In de Nederlandse Tweede Kamer worden 99,998% van de stemmen volgens de partijlijn uitgebracht. Kamerleden die graag anders willen stemmen, worden meestal door hun partij onder druk gezet om alsnog met de partijlijn in te stemmen. Partijen stellen dat kandidaten niet zelf hun zetel hebben gewonnen, maar enkel vanwege hun plaats op de partijlijst. Hoe kijkt u hier naar?

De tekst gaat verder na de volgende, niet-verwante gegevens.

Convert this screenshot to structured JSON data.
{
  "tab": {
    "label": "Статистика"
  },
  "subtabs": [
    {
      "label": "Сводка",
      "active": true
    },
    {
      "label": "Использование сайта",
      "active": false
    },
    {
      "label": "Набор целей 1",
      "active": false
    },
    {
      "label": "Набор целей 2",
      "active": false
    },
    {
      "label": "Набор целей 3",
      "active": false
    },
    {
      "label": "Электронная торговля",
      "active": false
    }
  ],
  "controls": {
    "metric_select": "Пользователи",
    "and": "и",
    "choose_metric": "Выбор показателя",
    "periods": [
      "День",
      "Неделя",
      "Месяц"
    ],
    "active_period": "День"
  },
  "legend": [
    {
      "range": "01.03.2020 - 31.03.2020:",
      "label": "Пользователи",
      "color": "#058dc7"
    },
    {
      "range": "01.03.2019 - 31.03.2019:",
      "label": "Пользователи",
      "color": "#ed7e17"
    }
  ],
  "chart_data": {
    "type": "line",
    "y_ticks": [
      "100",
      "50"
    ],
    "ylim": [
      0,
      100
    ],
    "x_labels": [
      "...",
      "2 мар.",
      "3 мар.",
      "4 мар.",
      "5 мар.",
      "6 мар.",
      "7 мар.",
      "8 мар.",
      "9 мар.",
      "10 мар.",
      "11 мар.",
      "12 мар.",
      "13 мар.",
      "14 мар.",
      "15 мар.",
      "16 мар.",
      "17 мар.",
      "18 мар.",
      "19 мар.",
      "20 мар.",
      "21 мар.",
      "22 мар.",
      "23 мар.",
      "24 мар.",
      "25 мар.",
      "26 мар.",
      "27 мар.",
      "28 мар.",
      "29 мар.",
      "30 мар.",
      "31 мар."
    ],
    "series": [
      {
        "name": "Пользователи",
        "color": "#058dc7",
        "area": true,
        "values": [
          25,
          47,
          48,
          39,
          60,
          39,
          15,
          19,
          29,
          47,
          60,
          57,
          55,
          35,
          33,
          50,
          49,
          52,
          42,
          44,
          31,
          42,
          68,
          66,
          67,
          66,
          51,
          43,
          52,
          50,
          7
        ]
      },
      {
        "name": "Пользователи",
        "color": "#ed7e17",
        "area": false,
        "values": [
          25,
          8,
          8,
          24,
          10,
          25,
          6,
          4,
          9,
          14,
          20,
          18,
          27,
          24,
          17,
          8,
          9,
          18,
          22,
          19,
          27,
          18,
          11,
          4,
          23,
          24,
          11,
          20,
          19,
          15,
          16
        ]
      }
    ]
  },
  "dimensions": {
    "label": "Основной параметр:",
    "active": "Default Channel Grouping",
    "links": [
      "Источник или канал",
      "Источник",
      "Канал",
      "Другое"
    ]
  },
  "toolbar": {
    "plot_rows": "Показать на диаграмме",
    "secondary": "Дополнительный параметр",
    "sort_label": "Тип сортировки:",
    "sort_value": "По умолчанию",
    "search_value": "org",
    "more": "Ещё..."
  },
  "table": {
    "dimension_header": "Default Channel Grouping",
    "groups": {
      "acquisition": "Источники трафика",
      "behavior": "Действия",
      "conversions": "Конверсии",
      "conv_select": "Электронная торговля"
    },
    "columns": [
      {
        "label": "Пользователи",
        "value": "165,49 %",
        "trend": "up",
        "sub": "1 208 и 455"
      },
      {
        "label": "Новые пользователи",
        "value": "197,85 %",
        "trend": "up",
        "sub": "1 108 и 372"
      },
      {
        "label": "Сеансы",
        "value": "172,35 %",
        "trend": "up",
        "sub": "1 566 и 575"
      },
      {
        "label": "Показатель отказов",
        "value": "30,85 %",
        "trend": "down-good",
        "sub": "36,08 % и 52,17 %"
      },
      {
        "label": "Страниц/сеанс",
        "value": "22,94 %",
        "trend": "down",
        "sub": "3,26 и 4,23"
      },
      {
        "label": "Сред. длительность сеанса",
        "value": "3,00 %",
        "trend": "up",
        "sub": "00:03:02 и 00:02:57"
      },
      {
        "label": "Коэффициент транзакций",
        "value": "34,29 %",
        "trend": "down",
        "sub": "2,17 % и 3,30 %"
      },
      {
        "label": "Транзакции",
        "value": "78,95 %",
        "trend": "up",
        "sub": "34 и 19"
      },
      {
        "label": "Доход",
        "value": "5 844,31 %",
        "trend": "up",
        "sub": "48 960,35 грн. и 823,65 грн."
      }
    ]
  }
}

“De autocratisering van de politiek is een groot probleem. Het is ongezond om alle macht te concentreren bij de partijleiders. Het komt voort uit de negatieve notie van macht van Max Weber. Dat komt neer op: ‘Jij zult dit doen, ook al wil je het niet.’ In een democratie zouden we juist uit moeten gaan van een positieve notie van macht, zoals Hannah Arendt. Het is treurig dat democratie”, die volgens Gross juist gestoeld is op deze positieve notie, “gevoed wordt met deze negatieve notie van macht. Het gaat ten koste van de individuele vrijheid van parlementsleden. Men zou het in partijen veel vaker met elkaar oneens moeten zijn. Dat zou veel geloofwaardiger zijn dan dat er een schijn wordt opgehouden dat iedereen het met elkaar eens is.”

“In Zwitserland spelen partijen inderdaad een minder prominente rol dan elders en hebben de partijleiders minder macht. Parlementsleden vormen regelmatig allianties met parlementsleden van andere partijen over de traditionele scheidslijnen heen. Dit stimuleert deliberatie en vergroot de kennis van kiezers. Het idee dat partijen het over alles eens zouden moeten zijn is achterhaald. Het is ook niet in het belang van partijen dat alle aandacht uitgaat naar de partijleiders. Als een partijleider één slecht moment heeft op tv heeft, is het gedaan. De media kijken te veel naar de partijhiërarchie.”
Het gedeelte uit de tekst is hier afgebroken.